Не случилось ли чего-то необычного? Да нет, рынок вчера был так себе, народу мало. Ну разве что стоим, разговариваем о том о сем. И тут два переростка мимо идут, толкаются, один в дядю Сашу и влетел. Тот упал — боком, прямо на свой ящик, матюгнулся, понятно, поднялся кое-как и все что-то про банку, про банку… До меня тогда не дошло — какая банка, где банка, зачем банка, а теперь понятно. Да ладно, вы сразу-то не паникуйте, найдется, вдруг плохо ему по дороге стало и забрали его куда. Может, в больницу, а может, в вытрезвитель, не разобравшись — такое бывает.
* * *
За окном уже почти темно. Сегодня дед уже точно должен прийти. Девочка ждет его, взобравшись с ногами на широкий подоконник. Интересно, что принесет в этот раз? Хорошо, если бы шоколадку, такую, с девочкой, румяной, в ярком платочке. Деда, наверно, опять забудет вымыть руки: пальцы у него коричневые, он говорит, что это от масла. Только он все путает: масло ей мама дает на завтрак, оно желтое и совсем не пачкается коричневым.

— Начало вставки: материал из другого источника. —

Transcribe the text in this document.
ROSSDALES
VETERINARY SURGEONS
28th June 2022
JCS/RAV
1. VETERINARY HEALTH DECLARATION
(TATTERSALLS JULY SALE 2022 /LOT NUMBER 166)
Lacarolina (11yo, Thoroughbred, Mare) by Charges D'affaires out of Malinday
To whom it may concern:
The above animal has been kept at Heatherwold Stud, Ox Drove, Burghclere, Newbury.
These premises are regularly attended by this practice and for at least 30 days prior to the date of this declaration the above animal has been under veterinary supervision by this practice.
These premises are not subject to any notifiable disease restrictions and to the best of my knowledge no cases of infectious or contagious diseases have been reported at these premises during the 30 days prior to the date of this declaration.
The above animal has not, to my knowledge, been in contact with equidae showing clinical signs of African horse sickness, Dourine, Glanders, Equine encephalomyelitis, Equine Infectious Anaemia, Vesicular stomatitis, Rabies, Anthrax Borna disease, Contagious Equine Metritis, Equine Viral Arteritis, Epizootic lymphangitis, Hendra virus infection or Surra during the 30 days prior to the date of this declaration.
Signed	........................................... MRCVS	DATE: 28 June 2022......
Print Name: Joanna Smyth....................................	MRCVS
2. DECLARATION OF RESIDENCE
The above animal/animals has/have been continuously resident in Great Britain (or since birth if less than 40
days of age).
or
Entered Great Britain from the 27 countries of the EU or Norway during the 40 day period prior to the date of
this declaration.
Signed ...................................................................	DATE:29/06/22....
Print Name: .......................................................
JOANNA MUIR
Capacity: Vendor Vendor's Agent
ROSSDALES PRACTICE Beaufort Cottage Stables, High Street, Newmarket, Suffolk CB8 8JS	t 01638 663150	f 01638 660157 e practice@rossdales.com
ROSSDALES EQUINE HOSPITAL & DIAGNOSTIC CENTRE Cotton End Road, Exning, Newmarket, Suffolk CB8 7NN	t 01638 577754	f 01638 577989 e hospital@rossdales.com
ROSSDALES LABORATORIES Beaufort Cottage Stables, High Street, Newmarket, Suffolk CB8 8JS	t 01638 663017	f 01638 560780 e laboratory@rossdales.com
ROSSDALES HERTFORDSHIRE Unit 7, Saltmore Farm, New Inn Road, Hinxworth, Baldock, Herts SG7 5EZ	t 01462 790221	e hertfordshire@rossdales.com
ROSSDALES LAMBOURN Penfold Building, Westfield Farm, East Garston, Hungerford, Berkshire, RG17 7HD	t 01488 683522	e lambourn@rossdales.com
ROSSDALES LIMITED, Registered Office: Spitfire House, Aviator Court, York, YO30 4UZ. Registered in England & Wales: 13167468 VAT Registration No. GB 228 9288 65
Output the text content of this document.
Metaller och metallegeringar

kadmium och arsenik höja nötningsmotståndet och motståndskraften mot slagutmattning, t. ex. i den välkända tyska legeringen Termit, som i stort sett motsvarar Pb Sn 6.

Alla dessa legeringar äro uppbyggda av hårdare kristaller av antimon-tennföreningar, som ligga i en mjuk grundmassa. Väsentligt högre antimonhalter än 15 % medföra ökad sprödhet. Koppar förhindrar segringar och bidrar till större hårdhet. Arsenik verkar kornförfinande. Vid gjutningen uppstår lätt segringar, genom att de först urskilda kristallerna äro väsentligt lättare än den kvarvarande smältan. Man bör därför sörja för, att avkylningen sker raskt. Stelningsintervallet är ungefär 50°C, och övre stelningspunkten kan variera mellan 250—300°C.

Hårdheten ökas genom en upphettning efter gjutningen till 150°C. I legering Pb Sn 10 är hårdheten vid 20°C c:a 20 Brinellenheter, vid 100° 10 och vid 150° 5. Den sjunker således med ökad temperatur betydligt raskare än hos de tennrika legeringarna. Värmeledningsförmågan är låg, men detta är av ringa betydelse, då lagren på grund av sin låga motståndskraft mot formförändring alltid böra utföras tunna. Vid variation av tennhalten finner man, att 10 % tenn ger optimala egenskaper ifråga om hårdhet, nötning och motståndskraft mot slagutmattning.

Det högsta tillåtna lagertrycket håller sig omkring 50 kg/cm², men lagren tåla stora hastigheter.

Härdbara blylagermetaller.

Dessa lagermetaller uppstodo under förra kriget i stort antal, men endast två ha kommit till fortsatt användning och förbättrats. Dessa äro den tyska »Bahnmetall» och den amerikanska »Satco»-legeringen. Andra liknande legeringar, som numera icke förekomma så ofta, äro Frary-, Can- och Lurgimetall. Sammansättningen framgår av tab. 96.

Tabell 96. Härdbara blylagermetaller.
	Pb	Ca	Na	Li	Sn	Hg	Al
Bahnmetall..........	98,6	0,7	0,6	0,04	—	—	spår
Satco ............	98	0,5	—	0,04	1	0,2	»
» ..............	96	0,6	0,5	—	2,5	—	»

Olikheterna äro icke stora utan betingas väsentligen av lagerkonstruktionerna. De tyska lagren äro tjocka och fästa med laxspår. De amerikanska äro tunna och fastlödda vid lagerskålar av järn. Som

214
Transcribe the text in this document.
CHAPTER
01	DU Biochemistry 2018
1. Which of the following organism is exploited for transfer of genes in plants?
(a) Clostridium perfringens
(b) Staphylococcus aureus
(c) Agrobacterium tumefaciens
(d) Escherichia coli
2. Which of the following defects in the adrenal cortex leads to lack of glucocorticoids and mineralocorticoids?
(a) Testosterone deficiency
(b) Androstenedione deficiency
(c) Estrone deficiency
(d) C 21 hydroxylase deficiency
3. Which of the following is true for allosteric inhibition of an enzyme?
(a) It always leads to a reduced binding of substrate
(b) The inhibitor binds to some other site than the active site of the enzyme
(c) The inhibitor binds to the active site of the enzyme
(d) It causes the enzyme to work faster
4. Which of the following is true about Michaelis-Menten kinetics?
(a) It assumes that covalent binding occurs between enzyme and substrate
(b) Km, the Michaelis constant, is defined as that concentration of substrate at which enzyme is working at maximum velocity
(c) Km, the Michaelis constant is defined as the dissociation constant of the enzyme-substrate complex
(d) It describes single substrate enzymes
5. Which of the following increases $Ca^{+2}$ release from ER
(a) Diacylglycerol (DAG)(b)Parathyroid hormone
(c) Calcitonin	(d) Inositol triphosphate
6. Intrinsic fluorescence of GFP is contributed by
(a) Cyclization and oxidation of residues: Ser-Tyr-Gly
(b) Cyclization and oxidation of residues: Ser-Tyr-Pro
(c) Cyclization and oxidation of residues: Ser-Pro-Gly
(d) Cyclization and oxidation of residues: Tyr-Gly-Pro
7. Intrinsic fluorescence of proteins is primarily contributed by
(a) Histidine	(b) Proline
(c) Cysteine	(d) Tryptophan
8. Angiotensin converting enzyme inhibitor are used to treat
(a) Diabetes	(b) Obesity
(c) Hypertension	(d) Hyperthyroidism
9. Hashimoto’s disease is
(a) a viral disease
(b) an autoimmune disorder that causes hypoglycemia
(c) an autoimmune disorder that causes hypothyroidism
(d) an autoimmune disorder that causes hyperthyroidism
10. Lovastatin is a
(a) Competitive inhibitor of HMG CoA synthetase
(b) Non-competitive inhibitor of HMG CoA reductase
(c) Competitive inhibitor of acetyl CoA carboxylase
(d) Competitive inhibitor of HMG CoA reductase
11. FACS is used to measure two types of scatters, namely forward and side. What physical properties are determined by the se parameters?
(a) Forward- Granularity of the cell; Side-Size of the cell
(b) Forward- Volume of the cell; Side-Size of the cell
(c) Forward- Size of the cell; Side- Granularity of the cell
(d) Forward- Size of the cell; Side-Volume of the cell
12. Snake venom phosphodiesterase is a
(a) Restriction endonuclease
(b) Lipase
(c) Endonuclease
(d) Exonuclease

Вот бы уже пришел и снова по утрам заплетал девочке косичку. Мама это делает торопливо и очень туго, чтобы в садике хватило на весь день. А дед медленно собирает пальцами рассыпающиеся светлые пряди, иногда задевает жесткими руками девочкину тонкую шею, и тогда она нарочно громко взвизгивает и радуется, когда он испуганно на нее шикает. Дед говорит, что у нее мамины волосы. Смешной ты, деда, как это — мамины. Мамины волосы у мамы на голове, а у меня волосы свои. Ну где ты?
А, вон идет!
Она спускает ногу с подоконника, нащупывая босой ступней подставленный табурет и готова уже бежать в прихожую, но тут же понимает, что идущий по двору человек слишком толстый и большой. И шапка у него большая. И ботинки. Оставляют на белом снежке большие черные следы.
Папа говорил, что деда еще вчера должен был прийти, но вместо него пришла почему-то только его сумка — девочка проверила, в ней никаких гостинцев, кружка да ложка. Сидела точно так же, у окна, пока не заснула, а папа все куда-то звонил и тихо разговаривал с мамой на кухне. Девочка вздыхает и прижимается к холодному стеклу носом, скосив глаза, пытается разглядеть дальний угол двора. Ждет.